4
votes

I am writing my first NES emulator in C. The goal is to make it easily understandable and cycle accurate (does not necessarily have to be code-efficient though), in order to play games at normal 'hardware' speed. When digging into the technical references of the 6502, it seems like the instructions consume more than one CPU cycle - and also has different cycles depending on given conditions (such as branching). My plan is to create read and write functions, and also group opcodes by addressing modes using a switch.

The question is: When I have a multiple-cycle instruction, such as a BRK, do I need to emulate what is exactly happening in each cycle:

#Method 1

cycle - action

1 - read BRK opcode
2 - read padding byte (ignored)
3 - store high byte of PC
4 - store low byte of PC
5 - store status flags with B flag set
6 - low byte of target address
7 - high byte of target address

...or can I just execute all the required operations in one 'cycle' (one switch case) and do nothing in the remaining cycles?

#Method 2

1 - read BRK opcode,
read padding byte (ignored),
store high byte of PC,
store low byte of PC,
store status flags with B flag set,
low byte of target address,
high byte of target address
2 - do nothing
3 - do nothing
4 - do nothing
5 - do nothing
6 - do nothing
7 - do nothing

Since both methods consume the desired 7 cycles, will there be no difference between the two? (accuracy-wise)

Personally I think method 1 is the way-to-go solution, however I cannot think of a proper, easy way to implement it... (Please help!)

1
It won't make a difference when you only emulate the CPU. But think about peripherals accessing the same memory as an STA instruction for example -- it might be important when exactly the memory cell changes. So, go for option 1.user2371524
As for how, you will need a state machineuser2371524
Do you know any good C examples or sources that does implement method 1? All I can find are non-C emulators and some are too complicated to understand at my current level :(H.J Jang
if you do a memory access, then it depends on where your data is. It could be cached or not or cached on a different cpu or be allocated in a different bank. You cannot really predict how many cycles you need for such an instruction.

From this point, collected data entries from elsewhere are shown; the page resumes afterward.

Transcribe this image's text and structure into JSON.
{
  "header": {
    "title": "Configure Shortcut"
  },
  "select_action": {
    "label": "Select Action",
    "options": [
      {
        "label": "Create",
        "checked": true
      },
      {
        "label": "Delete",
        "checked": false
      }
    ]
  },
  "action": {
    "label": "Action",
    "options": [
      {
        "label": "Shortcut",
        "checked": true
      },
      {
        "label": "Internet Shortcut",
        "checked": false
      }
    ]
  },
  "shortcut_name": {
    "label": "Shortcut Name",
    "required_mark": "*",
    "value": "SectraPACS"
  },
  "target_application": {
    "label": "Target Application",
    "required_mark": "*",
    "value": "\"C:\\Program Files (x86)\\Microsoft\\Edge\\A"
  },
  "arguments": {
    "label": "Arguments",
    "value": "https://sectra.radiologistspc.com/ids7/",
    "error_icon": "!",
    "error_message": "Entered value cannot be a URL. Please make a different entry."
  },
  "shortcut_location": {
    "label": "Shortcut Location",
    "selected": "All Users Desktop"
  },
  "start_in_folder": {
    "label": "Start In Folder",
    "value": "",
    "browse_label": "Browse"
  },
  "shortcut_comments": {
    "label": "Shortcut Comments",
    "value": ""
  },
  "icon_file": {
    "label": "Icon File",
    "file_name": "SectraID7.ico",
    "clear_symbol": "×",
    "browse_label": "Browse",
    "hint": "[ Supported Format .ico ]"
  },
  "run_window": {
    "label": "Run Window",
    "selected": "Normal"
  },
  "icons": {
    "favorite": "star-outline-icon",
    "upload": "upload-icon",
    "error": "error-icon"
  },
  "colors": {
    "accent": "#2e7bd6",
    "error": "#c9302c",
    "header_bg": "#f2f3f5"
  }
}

You need to emulate caching, tlb, ddr to do so.Serge
@Serge this is about 6502. You can predict all of this, there's no cache.user2371524

1 Answers

9
votes

Do you 'need' to? It depends on the software. Imagine the simplest example:

STA ($56), Y

... which happens to hit a hardware register. If you don't do at least the write on the correct cycle then you've introduced a timing deficiency. The register you're writing to will be written to at the wrong time. What if it's something like a palette register, and the programmer is running a raster effect? Then you've just moved where the colour changes. You've changed the graphical output.

In practice, clever programmers do much smarter things than that — e.g. one might use a read-modify-write operation to read a hardware value at an exact cycle, modify it, then write it back at some other exact cycle.

So my answer is:

  1. most software isn't written so that the difference between (1) and (2) will have any effect; but
  2. some definitely is, because the author was very clever; and
  3. some definitely is, just because the author experimented until they found a cool effect, regardless of whether they were cognisant of the cause; and
  4. in any case, when you find something that doesn't work properly on your emulator, how much time do you want to spend considering all the permutations and combinations of potential causes? Every one you can factor out is one less to consider.

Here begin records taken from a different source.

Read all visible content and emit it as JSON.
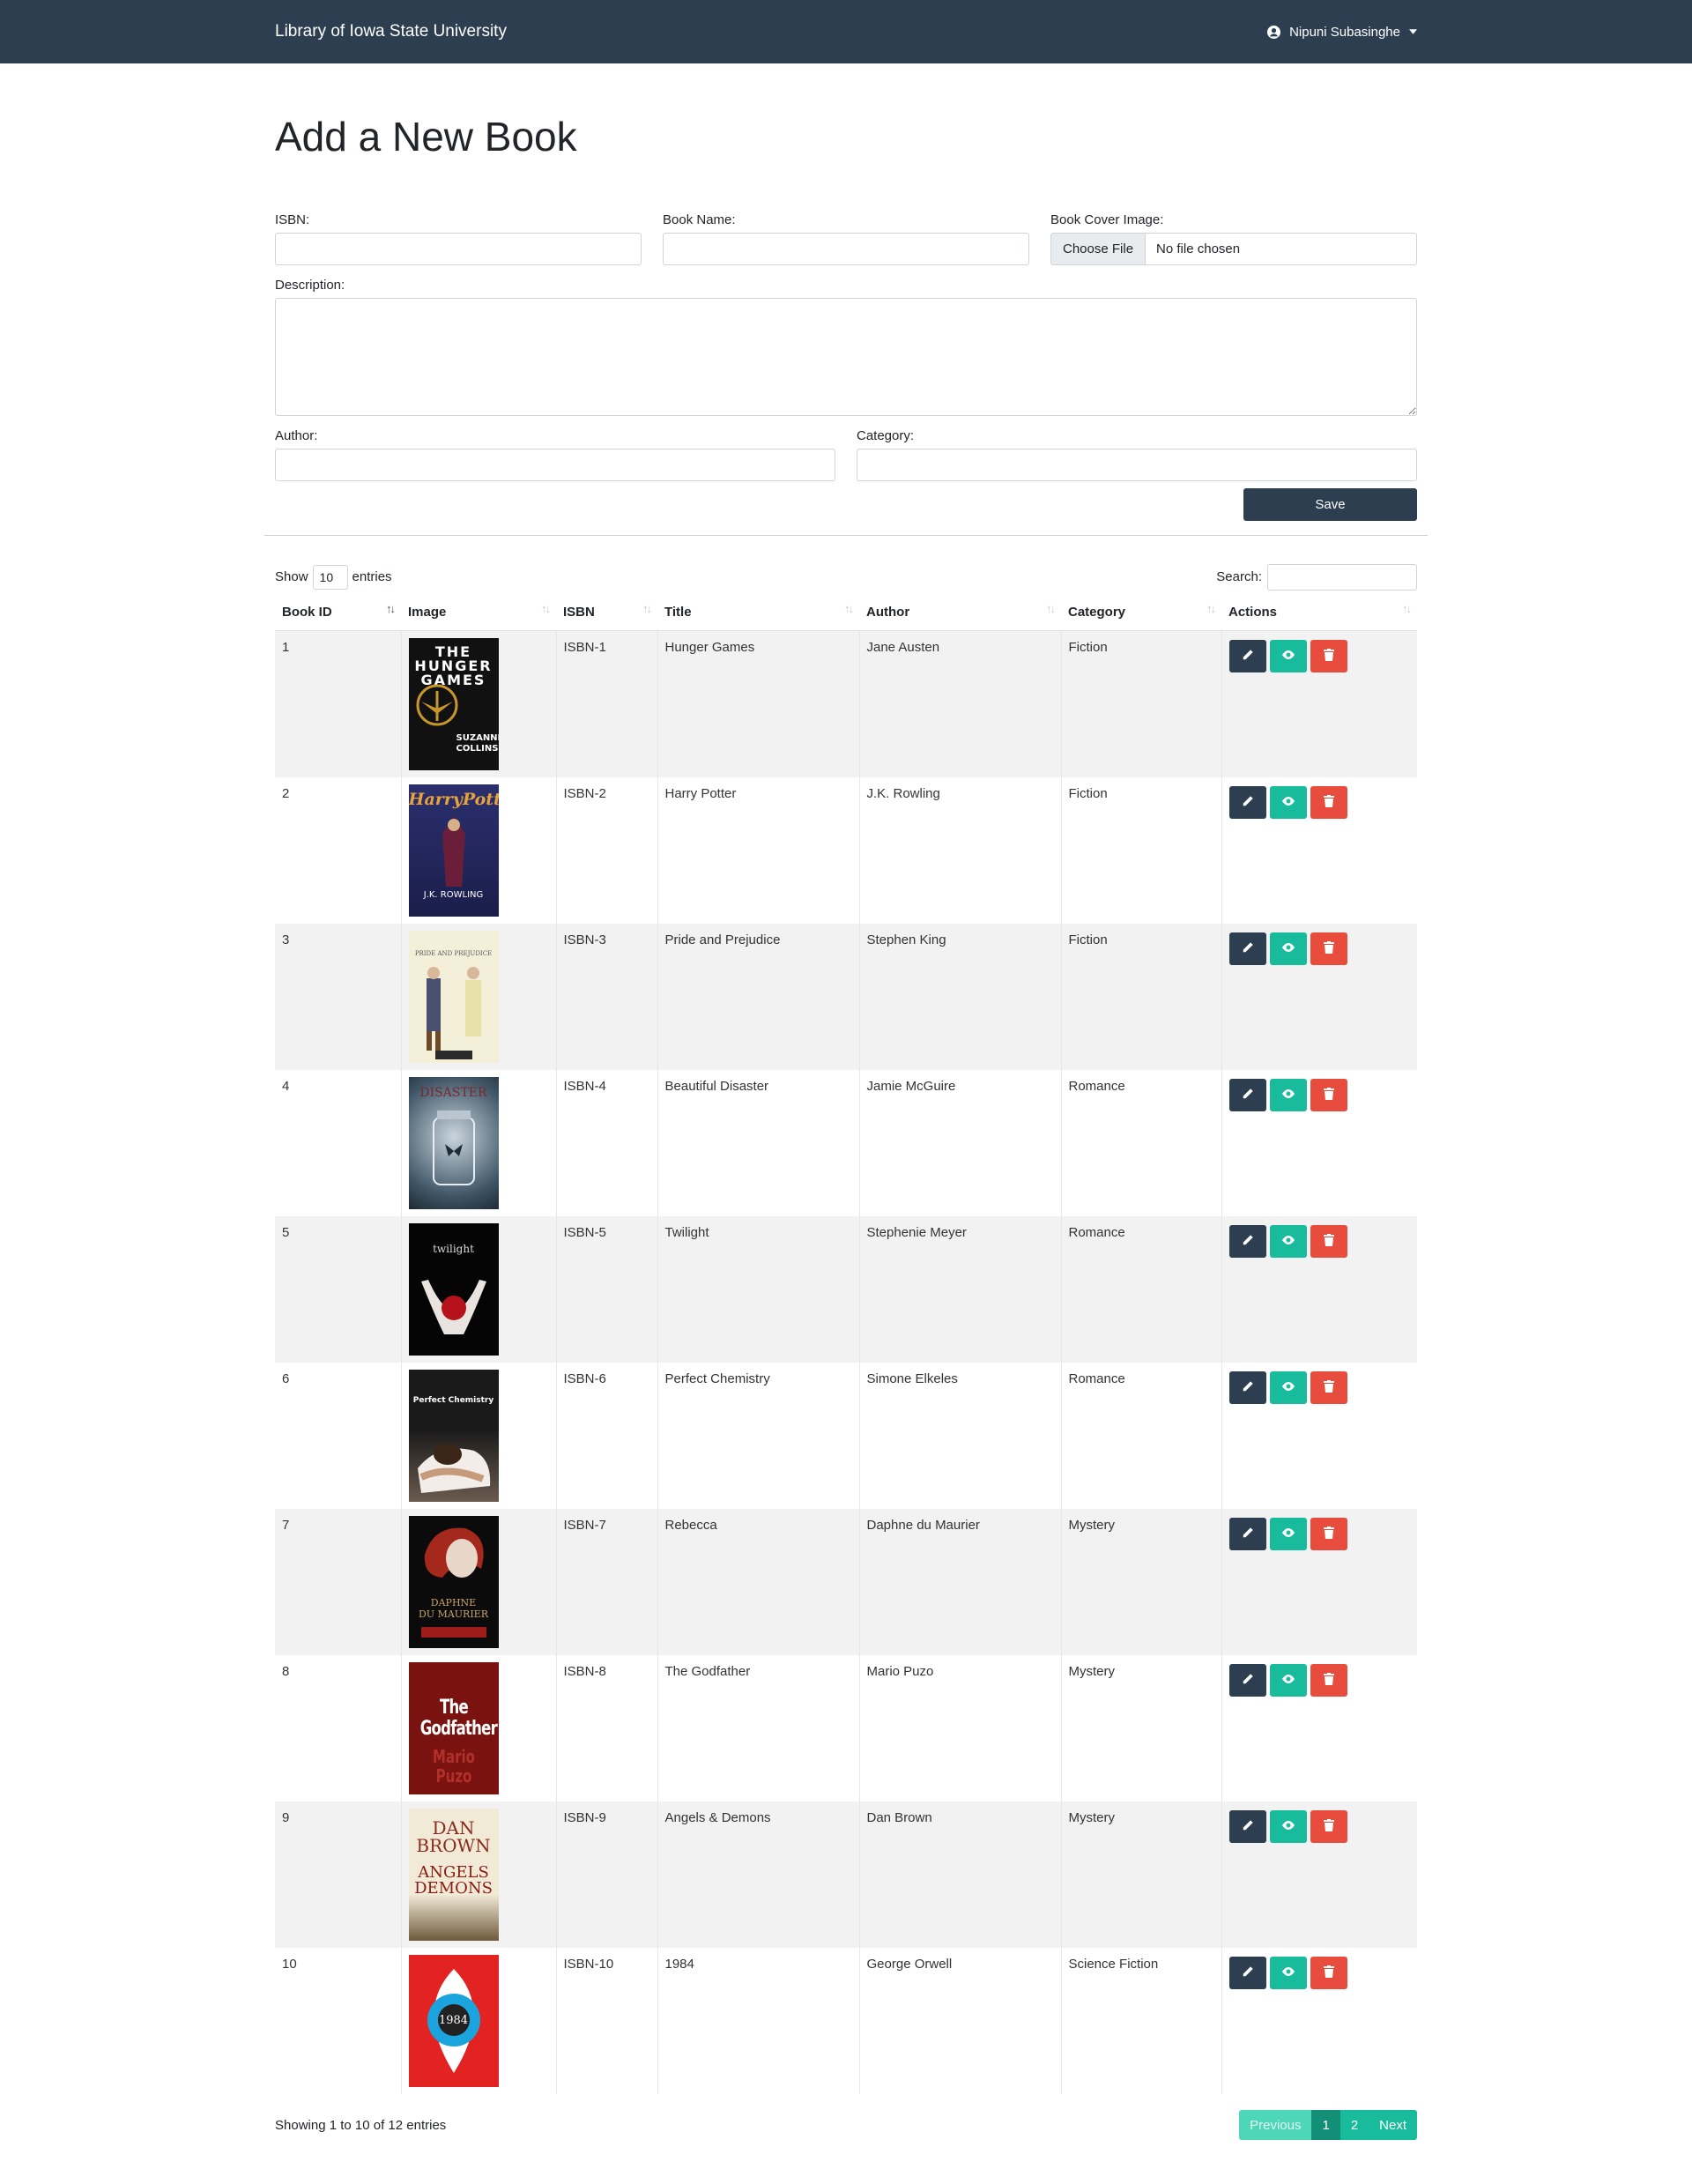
{
  "navbar": {
    "brand": "Library of Iowa State University",
    "user": "Nipuni Subasinghe"
  },
  "form": {
    "title": "Add a New Book",
    "isbn_label": "ISBN:",
    "name_label": "Book Name:",
    "cover_label": "Book Cover Image:",
    "choose_file": "Choose File",
    "no_file": "No file chosen",
    "description_label": "Description:",
    "author_label": "Author:",
    "category_label": "Category:",
    "save": "Save"
  },
  "table_controls": {
    "show": "Show",
    "entries_value": "10",
    "entries": "entries",
    "search": "Search:"
  },
  "columns": [
    "Book ID",
    "Image",
    "ISBN",
    "Title",
    "Author",
    "Category",
    "Actions"
  ],
  "rows": [
    {
      "id": "1",
      "isbn": "ISBN-1",
      "title": "Hunger Games",
      "author": "Jane Austen",
      "category": "Fiction"
    },
    {
      "id": "2",
      "isbn": "ISBN-2",
      "title": "Harry Potter",
      "author": "J.K. Rowling",
      "category": "Fiction"
    },
    {
      "id": "3",
      "isbn": "ISBN-3",
      "title": "Pride and Prejudice",
      "author": "Stephen King",
      "category": "Fiction"
    },
    {
      "id": "4",
      "isbn": "ISBN-4",
      "title": "Beautiful Disaster",
      "author": "Jamie McGuire",
      "category": "Romance"
    },
    {
      "id": "5",
      "isbn": "ISBN-5",
      "title": "Twilight",
      "author": "Stephenie Meyer",
      "category": "Romance"
    },
    {
      "id": "6",
      "isbn": "ISBN-6",
      "title": "Perfect Chemistry",
      "author": "Simone Elkeles",
      "category": "Romance"
    },
    {
      "id": "7",
      "isbn": "ISBN-7",
      "title": "Rebecca",
      "author": "Daphne du Maurier",
      "category": "Mystery"
    },
    {
      "id": "8",
      "isbn": "ISBN-8",
      "title": "The Godfather",
      "author": "Mario Puzo",
      "category": "Mystery"
    },
    {
      "id": "9",
      "isbn": "ISBN-9",
      "title": "Angels & Demons",
      "author": "Dan Brown",
      "category": "Mystery"
    },
    {
      "id": "10",
      "isbn": "ISBN-10",
      "title": "1984",
      "author": "George Orwell",
      "category": "Science Fiction"
    }
  ],
  "footer": {
    "info": "Showing 1 to 10 of 12 entries",
    "previous": "Previous",
    "page1": "1",
    "page2": "2",
    "next": "Next"
  },
  "colors": {
    "navbar": "#2c3e50",
    "edit": "#2c3e50",
    "view": "#18bc9c",
    "delete": "#e74c3c"
  },
  "icons": {
    "user": "user-circle-icon",
    "caret": "caret-down-icon",
    "edit": "pencil-icon",
    "view": "eye-icon",
    "delete": "trash-icon"
  }
}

Most emulators used to use your method (2). What normally happens is that they work with 90% of software. Then there's a few cases that don't work, for which the emulator author puts in a special case here, a special case there. Those usually ended up interacting poorly and the emulator spent the rest of its life oscillating between supporting different 95% combinations of available software until somebody wrote a better one.

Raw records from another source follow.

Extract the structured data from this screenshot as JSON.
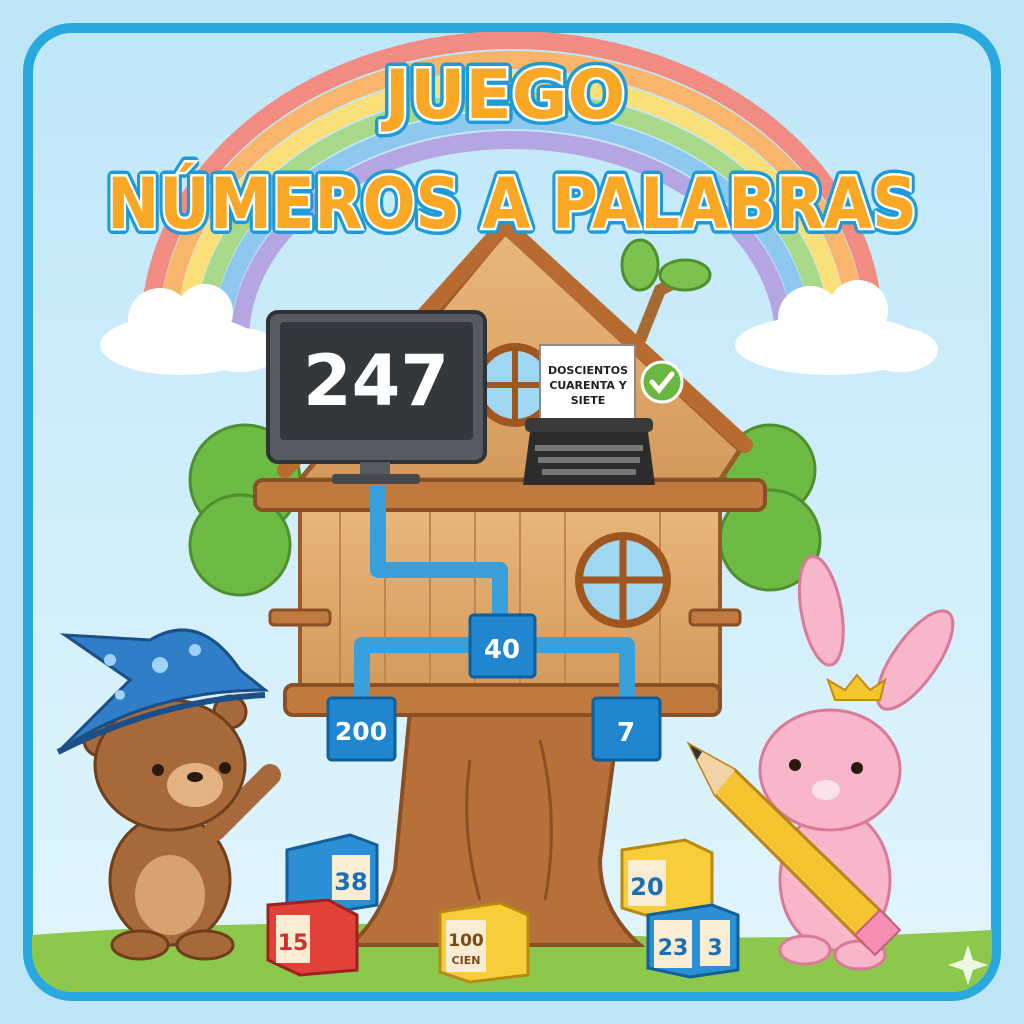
{
  "title": {
    "line1": "JUEGO",
    "line2": "NÚMEROS A PALABRAS"
  },
  "monitor": {
    "number": "247"
  },
  "typewriter": {
    "paper_line1": "DOSCIENTOS",
    "paper_line2": "CUARENTA Y",
    "paper_line3": "SIETE"
  },
  "decomposition": {
    "hundreds": "200",
    "tens": "40",
    "units": "7"
  },
  "blocks": [
    {
      "label": "38"
    },
    {
      "label": "15"
    },
    {
      "label": "100",
      "sublabel": "CIEN"
    },
    {
      "label": "20"
    },
    {
      "label": "23",
      "side_label": "3"
    }
  ],
  "colors": {
    "frame": "#29a8e0",
    "sky": "#d6f0fb",
    "title": "#f9a825",
    "pipe": "#3aa0dc",
    "grass": "#8cc84b"
  },
  "icons": [
    "check-icon",
    "sparkle-icon",
    "star-icon"
  ]
}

So just go with method (1). It will cause some software that would otherwise be broken not to be so. Also it'll teach you more, and it'll definitely eliminate any potential motivation for special cases so it'll keep your code cleaner. It'll be marginally slower but I think your computer can probably handle it.

Other tips: the 6502 has only a few addressing modes, and the addressing mode entirely dictates the timing. This document is everything you need to know for perfect timing. If you want perfect cleanliness, your switch table can just pick an addressing mode and a central operation, then exit and you can branch on addressing mode to do the main action.

If you're going to use vanilla read and write methods, which is smart on a 6502 as every single cycle is either a read or a write so it's almost all you need to say, just be careful of the method signatures. For example, the 6502 has a SYNC pin which allows an observer to discriminate an ordinary read from an opcode read. Check whether the NES exposes that to cartridges, as it's often used on systems that expose it for implicit paging and the main identifying characteristic of the NES is that there are hundreds of paging schemes.

EDIT: minor updates:

  • it's not actually completely true to say that a 6502 always reads or writes; it also has an RDY input. If the RDY input is asserted and the 6502 intends to read, it will instead halt while maintaining the intended read address. Rarely used in practice because it's insufficient for common tasks like allowing somebody else to take possession of memory — the 6502 will write regardless of the RDY input, it's really meant to help with single-stepping — and seemingly not included on the NES cartridge pinout, you needn't implement it for that machine.
  • per the same pinout, the sync signal also doesn't seem to be exposed to cartridges on that system.